[Gluster-users] rebalance and its alternatives

Fri Apr 26 11:21:08 UTC 2013

On 04/26/2013 04:02 PM, Hans Lambermont wrote:
> Hi Vijay,
>
> Vijay Bellur wrote on 20130426:
>> On 04/25/2013 12:57 AM, Hans Lambermont wrote:
>>> Reason i'm looking into this solution is that a regular rebalance just
>>> takes too long. Long as in 100+ days.
>>>
>>> Do you know of other alternatives ? Or to make rebalance start
>>> rebalancing files right away ?

Earlier to GlusterFS 3.3, rebalance always used to happen in two phases:

Phase1: Scan all directories and perform layout (hash range) adjustments.
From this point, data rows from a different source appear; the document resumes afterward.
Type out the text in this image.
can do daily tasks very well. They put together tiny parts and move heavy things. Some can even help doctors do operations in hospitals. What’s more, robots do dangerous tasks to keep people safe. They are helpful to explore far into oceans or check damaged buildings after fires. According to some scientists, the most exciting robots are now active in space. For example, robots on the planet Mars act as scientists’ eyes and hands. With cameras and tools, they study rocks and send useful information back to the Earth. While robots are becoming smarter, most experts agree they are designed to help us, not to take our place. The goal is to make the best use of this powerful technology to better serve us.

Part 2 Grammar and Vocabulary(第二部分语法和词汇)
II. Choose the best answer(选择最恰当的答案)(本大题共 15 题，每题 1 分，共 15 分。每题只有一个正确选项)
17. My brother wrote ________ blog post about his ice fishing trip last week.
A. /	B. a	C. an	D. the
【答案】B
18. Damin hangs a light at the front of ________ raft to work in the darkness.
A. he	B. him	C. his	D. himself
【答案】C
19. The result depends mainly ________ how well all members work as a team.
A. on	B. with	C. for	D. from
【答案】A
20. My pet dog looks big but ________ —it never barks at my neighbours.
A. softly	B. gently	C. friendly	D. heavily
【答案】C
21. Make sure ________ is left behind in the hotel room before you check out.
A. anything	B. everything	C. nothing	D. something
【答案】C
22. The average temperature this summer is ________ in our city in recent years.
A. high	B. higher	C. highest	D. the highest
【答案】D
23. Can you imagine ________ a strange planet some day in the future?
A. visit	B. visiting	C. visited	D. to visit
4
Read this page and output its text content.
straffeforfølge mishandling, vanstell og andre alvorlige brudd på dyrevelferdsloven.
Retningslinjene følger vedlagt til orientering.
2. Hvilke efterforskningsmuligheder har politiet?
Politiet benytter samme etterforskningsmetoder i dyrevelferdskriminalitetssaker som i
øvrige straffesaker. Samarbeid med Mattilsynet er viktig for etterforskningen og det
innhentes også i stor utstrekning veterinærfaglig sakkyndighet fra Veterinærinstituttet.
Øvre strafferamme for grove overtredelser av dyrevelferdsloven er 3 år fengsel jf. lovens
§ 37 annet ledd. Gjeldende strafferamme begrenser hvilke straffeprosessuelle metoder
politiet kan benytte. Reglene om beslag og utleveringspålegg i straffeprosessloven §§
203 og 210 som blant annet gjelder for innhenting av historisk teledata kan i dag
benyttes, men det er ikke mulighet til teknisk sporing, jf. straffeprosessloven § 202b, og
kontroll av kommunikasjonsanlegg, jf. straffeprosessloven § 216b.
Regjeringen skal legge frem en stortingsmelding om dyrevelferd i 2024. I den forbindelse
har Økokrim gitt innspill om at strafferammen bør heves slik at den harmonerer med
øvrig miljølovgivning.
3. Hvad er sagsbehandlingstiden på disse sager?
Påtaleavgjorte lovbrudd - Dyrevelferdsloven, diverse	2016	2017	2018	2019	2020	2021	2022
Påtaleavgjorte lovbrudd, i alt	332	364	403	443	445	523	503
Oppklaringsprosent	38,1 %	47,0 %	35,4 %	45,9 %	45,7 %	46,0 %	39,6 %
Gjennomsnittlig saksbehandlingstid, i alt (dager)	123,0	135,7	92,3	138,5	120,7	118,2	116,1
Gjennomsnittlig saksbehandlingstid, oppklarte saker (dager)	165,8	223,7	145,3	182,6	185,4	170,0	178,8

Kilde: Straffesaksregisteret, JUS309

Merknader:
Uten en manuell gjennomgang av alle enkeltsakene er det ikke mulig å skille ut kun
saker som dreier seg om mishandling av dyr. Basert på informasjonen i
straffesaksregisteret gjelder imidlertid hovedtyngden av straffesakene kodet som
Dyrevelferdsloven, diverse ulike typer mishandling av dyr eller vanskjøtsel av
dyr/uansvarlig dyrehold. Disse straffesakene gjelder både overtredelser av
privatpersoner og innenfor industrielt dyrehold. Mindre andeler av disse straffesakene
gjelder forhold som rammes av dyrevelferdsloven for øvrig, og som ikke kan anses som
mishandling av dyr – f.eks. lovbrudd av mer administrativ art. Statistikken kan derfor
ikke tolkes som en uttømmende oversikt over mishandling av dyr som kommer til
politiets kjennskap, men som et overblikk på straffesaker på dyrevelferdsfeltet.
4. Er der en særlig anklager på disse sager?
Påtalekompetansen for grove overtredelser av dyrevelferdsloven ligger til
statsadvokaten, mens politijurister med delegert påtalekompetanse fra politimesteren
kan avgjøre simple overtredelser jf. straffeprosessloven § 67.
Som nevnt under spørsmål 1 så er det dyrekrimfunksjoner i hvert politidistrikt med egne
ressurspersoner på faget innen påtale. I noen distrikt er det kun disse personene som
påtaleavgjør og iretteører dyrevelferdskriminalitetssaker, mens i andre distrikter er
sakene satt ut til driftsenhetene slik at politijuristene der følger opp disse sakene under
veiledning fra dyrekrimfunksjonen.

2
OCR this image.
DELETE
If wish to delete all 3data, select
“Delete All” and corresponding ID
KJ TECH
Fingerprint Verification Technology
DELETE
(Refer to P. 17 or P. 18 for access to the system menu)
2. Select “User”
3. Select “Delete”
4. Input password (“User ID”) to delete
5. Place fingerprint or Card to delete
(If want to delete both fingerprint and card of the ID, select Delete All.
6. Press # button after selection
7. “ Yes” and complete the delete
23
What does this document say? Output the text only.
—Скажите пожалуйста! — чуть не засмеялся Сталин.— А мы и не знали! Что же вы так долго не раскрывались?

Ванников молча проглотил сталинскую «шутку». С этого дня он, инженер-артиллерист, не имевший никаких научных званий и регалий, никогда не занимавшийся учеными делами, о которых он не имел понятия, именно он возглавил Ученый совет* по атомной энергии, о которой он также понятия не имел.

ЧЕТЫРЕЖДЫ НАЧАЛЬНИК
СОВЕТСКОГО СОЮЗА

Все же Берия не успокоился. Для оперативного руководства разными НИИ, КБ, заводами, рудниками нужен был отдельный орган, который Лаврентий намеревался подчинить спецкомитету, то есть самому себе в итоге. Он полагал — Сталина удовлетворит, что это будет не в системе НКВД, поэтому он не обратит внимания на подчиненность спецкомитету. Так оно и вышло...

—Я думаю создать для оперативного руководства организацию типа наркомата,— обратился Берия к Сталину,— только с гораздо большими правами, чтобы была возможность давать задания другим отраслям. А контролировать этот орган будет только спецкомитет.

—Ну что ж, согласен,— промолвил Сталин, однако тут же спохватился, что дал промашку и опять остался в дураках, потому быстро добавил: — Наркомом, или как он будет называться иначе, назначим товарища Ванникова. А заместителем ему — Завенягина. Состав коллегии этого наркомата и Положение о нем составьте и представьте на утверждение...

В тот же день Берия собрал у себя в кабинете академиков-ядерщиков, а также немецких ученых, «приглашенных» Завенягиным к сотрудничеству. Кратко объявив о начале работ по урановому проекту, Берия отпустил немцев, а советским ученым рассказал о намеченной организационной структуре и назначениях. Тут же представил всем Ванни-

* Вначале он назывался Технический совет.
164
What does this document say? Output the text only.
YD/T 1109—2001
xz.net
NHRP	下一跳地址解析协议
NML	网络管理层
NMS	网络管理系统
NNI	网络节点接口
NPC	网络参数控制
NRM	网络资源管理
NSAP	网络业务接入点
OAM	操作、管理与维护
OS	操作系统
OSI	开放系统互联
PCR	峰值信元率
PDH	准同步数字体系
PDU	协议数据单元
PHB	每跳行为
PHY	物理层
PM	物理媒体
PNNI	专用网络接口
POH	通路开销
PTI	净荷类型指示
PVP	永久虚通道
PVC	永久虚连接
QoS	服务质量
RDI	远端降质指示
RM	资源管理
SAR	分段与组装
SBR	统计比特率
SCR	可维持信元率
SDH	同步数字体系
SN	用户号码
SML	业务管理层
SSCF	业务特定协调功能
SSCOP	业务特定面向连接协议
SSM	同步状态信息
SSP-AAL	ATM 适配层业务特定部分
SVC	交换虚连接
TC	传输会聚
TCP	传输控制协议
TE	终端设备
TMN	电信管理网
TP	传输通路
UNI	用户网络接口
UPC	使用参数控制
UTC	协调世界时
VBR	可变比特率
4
Phase2: Perform data migration.

This behavior has been improved with 3.3 so that data migration happens 
along with directory layout adjustment. This will also avoid an 
additional crawl of the entire volume which can be expensive. There have 
been additional improvements with rebalancing in 3.3 to optimize the 
amount of data which needs to be migrated.

>>
>> What is the size of your volume?
>
> 26 TiB on 4 nodes with the volume around 60%, 20 M directories, 40 M files.
>
>> Can you please provide details of the glusterfs version and the
>> command that was issued for rebalancing?
>
> I'm now using 3.3.1, the previous rebalance of half the current data was on
> 3.2.5, that took 7 days for the fix-layout and 40 days for the migrate-data
> rebalance. Extrapolating that to today's data amount gives me about 100 days.
>
> The commands I used on 3.2.5 were :
>      gluster volume rebalance volume1 fix-layout start
> and use status until it said "rebalance step 1: layout fix complete" after which I used :
>      gluster volume rebalance volume1 migrate-data start
> I expect to use the same commands on 3.3.1

With 3.3.x, it would be better to use:

gluster volume rebalance start

If you were to use fix-layout and migrate-data separately, it leads you 
to the less than optimal behavior seen with 3.2.5.

>
> I'm about to do a new rebalance, but I first need the open
> filedescriptors leak of https://bugzilla.redhat.com/show_bug.cgi?id=928631
> fixed . I'm going to retry the release-3.3 head as last time I tested that
> I could not write data to the volume :
> https://bugzilla.redhat.com/show_bug.cgi?id=956245 I'm going to retest that.

The patch for avoiding file descriptor leak has been merged today in 
release-3.3.

I would be interested to know if you observe 956245 from the head of 
release-3.3 again.

-Vijay